5.  Menteri adalah Menteri Perdagangan.
6.  Dirjen Daglu adalah Direktur Jenderal Perdagangan Luar Negeri Departemen Perdagangan.
7.  Dirjen IAK adalah Direktur Jenderal Industri Agro dan Kimia Departemen Perindustrian.
8.  Kabareskrim POLRI adalah Kepala Badan Reserse Kriminal Kepolisian Negara Republik Indonesia.
9.  Ketua BNN adalah Ketua Badan Narkotika Nasional yang dibentuk berdasarkan Keputusan Presiden
    Republik Indonesia Nomor 17 Tahun 2002.
10. Surveyor adalah perusahaan survey yang mendapat otorisasi dari dan ditetapkan oleh Menteri
    Perdagangan untuk melakukan verifikasi atau penelusuran teknis atas ekspor Prekursor.

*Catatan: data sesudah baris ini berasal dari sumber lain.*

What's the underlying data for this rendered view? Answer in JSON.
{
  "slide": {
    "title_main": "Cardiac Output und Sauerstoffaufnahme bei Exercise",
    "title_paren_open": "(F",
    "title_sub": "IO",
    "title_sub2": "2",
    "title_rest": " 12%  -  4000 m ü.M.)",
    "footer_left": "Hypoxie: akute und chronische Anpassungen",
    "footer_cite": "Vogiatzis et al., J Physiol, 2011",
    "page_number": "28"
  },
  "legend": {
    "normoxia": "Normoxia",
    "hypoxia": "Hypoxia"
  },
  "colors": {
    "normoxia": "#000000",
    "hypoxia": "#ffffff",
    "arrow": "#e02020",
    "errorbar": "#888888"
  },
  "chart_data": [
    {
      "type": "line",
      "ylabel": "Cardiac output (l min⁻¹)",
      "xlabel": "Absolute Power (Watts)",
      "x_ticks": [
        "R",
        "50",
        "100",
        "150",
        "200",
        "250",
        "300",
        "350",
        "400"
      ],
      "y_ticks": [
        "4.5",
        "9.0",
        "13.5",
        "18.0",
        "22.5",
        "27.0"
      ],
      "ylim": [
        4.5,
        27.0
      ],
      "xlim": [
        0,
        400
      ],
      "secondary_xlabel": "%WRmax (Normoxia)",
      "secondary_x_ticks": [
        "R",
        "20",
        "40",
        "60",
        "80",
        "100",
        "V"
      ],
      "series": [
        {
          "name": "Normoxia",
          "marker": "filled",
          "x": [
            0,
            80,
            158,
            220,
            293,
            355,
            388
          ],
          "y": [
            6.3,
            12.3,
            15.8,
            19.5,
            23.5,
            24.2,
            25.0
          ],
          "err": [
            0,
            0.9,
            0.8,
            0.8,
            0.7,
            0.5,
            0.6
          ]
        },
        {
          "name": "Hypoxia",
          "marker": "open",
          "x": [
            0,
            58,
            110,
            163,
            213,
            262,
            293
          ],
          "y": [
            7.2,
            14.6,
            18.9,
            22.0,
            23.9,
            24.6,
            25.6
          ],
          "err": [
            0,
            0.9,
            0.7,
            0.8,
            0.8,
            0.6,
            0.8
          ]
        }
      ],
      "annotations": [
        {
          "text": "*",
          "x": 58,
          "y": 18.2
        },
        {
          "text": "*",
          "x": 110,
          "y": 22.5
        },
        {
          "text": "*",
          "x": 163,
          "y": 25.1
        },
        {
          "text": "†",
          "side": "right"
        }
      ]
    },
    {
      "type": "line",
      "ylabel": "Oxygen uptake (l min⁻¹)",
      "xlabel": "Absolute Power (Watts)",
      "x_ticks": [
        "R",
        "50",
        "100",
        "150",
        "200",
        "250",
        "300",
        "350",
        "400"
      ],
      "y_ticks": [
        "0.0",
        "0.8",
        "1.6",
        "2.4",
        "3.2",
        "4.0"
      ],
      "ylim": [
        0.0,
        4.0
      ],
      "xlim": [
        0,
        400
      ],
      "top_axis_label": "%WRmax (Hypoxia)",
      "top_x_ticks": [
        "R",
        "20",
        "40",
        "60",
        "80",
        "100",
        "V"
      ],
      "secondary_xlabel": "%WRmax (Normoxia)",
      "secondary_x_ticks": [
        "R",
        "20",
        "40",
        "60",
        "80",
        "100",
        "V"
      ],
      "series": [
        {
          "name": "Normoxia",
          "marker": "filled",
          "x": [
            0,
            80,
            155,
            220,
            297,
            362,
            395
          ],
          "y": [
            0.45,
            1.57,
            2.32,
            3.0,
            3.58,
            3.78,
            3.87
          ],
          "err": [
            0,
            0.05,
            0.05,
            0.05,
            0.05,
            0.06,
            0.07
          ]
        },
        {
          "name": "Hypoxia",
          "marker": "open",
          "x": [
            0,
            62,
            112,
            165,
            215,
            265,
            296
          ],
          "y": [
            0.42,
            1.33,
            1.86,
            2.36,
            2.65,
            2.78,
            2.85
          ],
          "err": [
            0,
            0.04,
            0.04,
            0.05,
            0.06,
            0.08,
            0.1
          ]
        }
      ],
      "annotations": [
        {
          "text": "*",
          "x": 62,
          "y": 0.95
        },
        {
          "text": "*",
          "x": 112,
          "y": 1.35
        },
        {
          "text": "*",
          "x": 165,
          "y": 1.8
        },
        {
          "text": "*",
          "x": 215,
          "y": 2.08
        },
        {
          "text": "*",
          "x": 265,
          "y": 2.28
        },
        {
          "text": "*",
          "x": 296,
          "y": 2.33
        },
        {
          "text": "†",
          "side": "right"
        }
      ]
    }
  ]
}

                        Pasal 2

(1) Jenis Prekursor sebagaimana dimaksud dalam Pasal 1 angka yang dapat diekspor adalah sebagaimana
    tercantum pada Lampiran I Peraturan Menteri ini.
(2) Jenis Prekursor sebagaimana dimaksud pada ayat (1) hanya dapat diekspor oleh perusahaan yang 
    telah mendapat pengakuan sebagai ET- Prekursor.


                        Pasal 3

(1) Pengakuan sebagai ET-Prekursor sebagaimana dimaksud dalam Pasal 2 ayat (2) ditetapkan oleh Dirjen
    Daglu.
(2) Untuk dapat diakui sebagai ET-Prekursor sebagaimana dimaksud pada ayat (1), perusahaan yang
    bersangkutan harus mengajukan permohonan tertulis kepada Dirjen Daglu dengan melampirkan 
    dokumen :
    a.  Izin Usaha Industri (IUI) dari Departemen Teknis berdasarkan Peraturan Perundang-undangan
        yang berlaku;
    b.  Fotokopi Tanda Daftar Perusahaan (TDP);
    c.  Fotokopi Nomor Pokok Wajib Pajak (NPWP); dan
    d.  Rekomendasi dari Dirjen IAK.
(3) Atas permohonan tertulis perusahaan sebagaimana dimaksud pada ayat (2), Dirjen Daglu menerbitkan
    persetujuan atau penolakan permohonan pengakuan sebagai ET-Prekursor paling lambat dalam jangka
    waktu 10 (sepuluh) hari kerja terhitung sejak permohonan diterima.
(4) Pengakuan sebagai ET-Prekursor sebagaimana dimaksud dalam Pasal 2 ayat (2) berlaku selama 3
    (tiga) tahun dan dapat diperpanjang.
(5) Bentuk pengakuan sebagai ET-Prekursor sebagaimana dimaksud pada ayat (1) adalah sebagaimana
    tercantum pada Lampiran II Peraturan Menteri ini.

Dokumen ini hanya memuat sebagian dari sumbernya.